Whole Life Insurance
- Whole life insurance is life insurance with a maturity that is denominated in terms of age. Whole life matures at your age 100. The policy builds a guaranteed cash value and provides guaranteed death benefits. The cash value acts as a reserve against the death benefit. As the cash reserve builds up in the policy, the actual amount of death benefit purchased goes down. In effect, the cash value replaces the amount of death benefit being purchased.
During your life, the cash value of the policy may be used for any reason. Access to the policy's values is normally restricted to loans. This means you must borrow against the value of the cash value. Insurers generally charge low or zero percent interest on policy loans to make the loans attractive to policyholders. The policy loans are open until your death and there is no loan qualification required. All loans are secured by actually existing cash values. When you die, the loan on the policy is deducted from the death benefit and the remainder of the death benefit is paid to your beneficiary.
Variable Life Insurance
- Variable life insurance is a permanent life insurance policy that works similar to whole life insurance. However, instead of guaranteeing the cash values, a variable life insurance policy invests the premiums paid into mutual funds. Cash value and death benefits are determined by the performance of the mutual funds. In some cases, only a portion of the premiums are directed to mutual funds and the policy may provide limited guarantees on cash values and death benefits.

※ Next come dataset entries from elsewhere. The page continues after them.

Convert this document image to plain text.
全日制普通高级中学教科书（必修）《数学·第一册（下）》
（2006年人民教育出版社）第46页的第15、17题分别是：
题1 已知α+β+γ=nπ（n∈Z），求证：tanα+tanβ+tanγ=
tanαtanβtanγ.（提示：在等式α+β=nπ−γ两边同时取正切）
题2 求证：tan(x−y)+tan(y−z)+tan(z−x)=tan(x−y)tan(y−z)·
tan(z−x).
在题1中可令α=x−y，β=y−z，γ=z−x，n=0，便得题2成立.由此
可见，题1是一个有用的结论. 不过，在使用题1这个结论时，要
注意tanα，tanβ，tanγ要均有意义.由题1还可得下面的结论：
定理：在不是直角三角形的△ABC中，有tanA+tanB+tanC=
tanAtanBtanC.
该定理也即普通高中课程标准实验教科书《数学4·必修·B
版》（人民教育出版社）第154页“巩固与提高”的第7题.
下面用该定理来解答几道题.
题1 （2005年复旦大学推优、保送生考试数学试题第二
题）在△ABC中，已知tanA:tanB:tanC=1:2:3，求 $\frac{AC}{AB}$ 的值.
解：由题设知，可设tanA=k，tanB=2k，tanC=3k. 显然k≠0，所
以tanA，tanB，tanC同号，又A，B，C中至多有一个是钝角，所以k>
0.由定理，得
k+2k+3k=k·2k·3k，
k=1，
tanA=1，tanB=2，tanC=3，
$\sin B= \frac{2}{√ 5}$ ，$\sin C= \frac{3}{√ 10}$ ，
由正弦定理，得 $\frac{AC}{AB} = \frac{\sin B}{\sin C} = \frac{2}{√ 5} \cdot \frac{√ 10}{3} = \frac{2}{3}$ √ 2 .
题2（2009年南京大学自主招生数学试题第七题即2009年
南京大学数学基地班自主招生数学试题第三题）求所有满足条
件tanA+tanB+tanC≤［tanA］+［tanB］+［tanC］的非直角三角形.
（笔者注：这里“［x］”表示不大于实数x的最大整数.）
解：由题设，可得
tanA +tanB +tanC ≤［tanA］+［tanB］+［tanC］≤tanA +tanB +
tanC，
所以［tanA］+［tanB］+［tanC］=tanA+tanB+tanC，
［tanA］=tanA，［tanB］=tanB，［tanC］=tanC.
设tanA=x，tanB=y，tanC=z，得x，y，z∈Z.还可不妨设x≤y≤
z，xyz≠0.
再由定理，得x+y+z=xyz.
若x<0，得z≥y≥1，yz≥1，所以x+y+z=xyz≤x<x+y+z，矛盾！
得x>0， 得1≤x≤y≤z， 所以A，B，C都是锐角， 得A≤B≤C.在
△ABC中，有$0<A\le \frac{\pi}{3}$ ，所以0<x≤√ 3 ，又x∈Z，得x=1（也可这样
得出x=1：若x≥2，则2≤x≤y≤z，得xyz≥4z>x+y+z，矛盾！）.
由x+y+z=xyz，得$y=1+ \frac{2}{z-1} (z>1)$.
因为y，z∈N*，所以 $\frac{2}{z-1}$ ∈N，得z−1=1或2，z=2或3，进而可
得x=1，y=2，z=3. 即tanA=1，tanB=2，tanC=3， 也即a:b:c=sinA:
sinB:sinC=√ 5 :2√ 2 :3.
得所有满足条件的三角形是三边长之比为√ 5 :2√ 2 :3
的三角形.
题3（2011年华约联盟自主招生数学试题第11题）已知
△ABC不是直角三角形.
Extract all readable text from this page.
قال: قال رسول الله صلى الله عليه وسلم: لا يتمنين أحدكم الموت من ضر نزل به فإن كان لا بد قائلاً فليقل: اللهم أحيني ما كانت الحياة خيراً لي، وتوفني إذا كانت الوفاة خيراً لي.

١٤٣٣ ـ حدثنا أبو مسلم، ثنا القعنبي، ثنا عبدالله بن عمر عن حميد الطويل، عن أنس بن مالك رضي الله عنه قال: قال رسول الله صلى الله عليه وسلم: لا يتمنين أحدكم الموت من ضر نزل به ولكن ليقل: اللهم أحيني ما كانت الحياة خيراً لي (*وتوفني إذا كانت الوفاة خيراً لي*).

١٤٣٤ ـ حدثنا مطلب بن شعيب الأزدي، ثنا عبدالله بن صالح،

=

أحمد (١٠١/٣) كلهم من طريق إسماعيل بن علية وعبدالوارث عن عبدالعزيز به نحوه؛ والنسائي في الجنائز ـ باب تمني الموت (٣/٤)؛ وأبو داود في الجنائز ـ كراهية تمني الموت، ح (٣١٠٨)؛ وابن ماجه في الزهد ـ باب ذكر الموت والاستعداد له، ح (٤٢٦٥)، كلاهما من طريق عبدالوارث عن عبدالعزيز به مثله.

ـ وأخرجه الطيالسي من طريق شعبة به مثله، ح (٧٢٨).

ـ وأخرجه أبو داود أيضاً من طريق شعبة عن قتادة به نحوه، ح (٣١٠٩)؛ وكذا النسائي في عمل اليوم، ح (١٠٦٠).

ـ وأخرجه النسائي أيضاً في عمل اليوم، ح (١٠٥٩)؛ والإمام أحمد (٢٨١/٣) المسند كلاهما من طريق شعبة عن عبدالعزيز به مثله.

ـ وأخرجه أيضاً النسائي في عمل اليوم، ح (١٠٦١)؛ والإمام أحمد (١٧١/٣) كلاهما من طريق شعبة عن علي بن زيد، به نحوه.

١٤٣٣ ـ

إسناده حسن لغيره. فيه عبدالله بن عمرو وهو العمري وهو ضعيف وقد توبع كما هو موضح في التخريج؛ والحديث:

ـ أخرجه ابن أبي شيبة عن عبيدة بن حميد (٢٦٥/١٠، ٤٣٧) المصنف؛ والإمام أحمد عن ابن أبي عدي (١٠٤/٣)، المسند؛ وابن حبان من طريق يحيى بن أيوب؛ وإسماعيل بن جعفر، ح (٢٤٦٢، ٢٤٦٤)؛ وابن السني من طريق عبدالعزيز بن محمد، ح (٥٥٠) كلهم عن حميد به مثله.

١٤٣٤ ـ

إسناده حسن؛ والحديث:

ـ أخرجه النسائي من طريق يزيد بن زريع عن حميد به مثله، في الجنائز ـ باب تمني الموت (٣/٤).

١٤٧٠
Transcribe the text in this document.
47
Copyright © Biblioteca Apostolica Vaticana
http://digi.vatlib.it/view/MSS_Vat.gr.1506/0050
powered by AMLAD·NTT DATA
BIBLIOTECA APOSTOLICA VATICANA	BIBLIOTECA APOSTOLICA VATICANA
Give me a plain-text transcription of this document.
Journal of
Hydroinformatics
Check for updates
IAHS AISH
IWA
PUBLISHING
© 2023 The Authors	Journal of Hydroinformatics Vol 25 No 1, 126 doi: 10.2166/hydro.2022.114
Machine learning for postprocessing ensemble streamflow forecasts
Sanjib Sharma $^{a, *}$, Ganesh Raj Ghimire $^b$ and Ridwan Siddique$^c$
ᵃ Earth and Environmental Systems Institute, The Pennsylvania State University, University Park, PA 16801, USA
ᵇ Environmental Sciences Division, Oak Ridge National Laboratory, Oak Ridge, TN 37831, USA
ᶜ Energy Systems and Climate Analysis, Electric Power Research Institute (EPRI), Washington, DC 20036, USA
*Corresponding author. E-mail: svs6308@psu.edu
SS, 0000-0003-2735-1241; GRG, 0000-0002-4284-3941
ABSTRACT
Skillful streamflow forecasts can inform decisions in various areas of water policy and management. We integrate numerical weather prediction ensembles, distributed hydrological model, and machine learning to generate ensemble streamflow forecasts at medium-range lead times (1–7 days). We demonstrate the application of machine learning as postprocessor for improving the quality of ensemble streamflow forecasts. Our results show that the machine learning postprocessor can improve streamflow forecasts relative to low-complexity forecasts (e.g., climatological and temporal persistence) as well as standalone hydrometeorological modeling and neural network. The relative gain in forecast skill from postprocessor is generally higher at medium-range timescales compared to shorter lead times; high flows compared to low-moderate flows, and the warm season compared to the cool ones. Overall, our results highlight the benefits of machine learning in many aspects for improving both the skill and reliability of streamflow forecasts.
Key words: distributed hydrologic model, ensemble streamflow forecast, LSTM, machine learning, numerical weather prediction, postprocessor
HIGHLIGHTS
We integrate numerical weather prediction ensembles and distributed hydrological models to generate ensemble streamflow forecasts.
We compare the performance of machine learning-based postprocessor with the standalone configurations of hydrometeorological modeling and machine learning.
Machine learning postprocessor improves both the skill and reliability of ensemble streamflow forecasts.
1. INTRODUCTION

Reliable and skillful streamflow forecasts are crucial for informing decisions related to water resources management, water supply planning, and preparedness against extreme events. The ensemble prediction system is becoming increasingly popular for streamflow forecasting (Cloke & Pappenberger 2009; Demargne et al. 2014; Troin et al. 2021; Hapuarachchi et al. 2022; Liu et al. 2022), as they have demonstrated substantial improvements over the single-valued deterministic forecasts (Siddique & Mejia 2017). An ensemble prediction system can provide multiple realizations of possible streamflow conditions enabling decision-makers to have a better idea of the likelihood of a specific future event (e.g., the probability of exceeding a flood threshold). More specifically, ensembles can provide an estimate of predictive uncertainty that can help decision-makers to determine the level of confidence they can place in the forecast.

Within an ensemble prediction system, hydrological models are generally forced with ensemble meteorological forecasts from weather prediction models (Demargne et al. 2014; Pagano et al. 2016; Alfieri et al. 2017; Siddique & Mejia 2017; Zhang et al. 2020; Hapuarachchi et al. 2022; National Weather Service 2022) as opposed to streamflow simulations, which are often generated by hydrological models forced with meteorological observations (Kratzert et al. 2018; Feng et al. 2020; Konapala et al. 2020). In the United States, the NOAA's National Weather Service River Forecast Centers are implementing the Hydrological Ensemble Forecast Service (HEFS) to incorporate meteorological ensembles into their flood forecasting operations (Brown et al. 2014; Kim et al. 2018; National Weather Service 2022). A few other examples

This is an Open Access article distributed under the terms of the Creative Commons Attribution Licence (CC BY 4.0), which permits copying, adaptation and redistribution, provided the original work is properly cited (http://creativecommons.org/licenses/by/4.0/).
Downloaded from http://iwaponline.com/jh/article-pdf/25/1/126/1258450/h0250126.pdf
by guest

Access to policy cash values is limited to policy loans (which function similar to whole life policy loans).
Universal Life Insurance
- Universal life insurance represents the only permanent life insurance that separates the cost of insurance from the cash value account. This means that the premiums paid to the insurer go directly into the cash value account instead of being held by the insurer. Because of this, the policyholder can withdraw money from the cash value account in addition to borrowing against the cash value.
The death benefit of the policy is paid for by an automatic deduction from the cash value of the insurance policy. Therefore, there must be enough money in the cash value account to pay for the policy's death benefit. When there is no more money in the cash value, or there is not enough to cover the cost of the death benefit, the policy lapses (it terminates) and you lose your insurance policy.
Unlike term, whole life and variable life, universal life insurance allows you to increase or decrease the death benefit of the policy at any time during your lifetime (within certain limits). Premiums may be increased to add more money to the cash value (within limits according to the policy design), reduced or stopped altogether at any time. Premiums may be invested into a fixed-interest account, mutual funds, or the policy may be set up to allow an investment in an equity-indexed strategy which credits the cash value with a percentage of the upward movement of a stock market index while ignoring any losses in the market.
This flexibility allow a policyholder to design his policy in any way he chooses. But, this flexibility also comes with complexity and responsibility in terms of making sure enough money remains in the cash value account to pay for death benefit costs.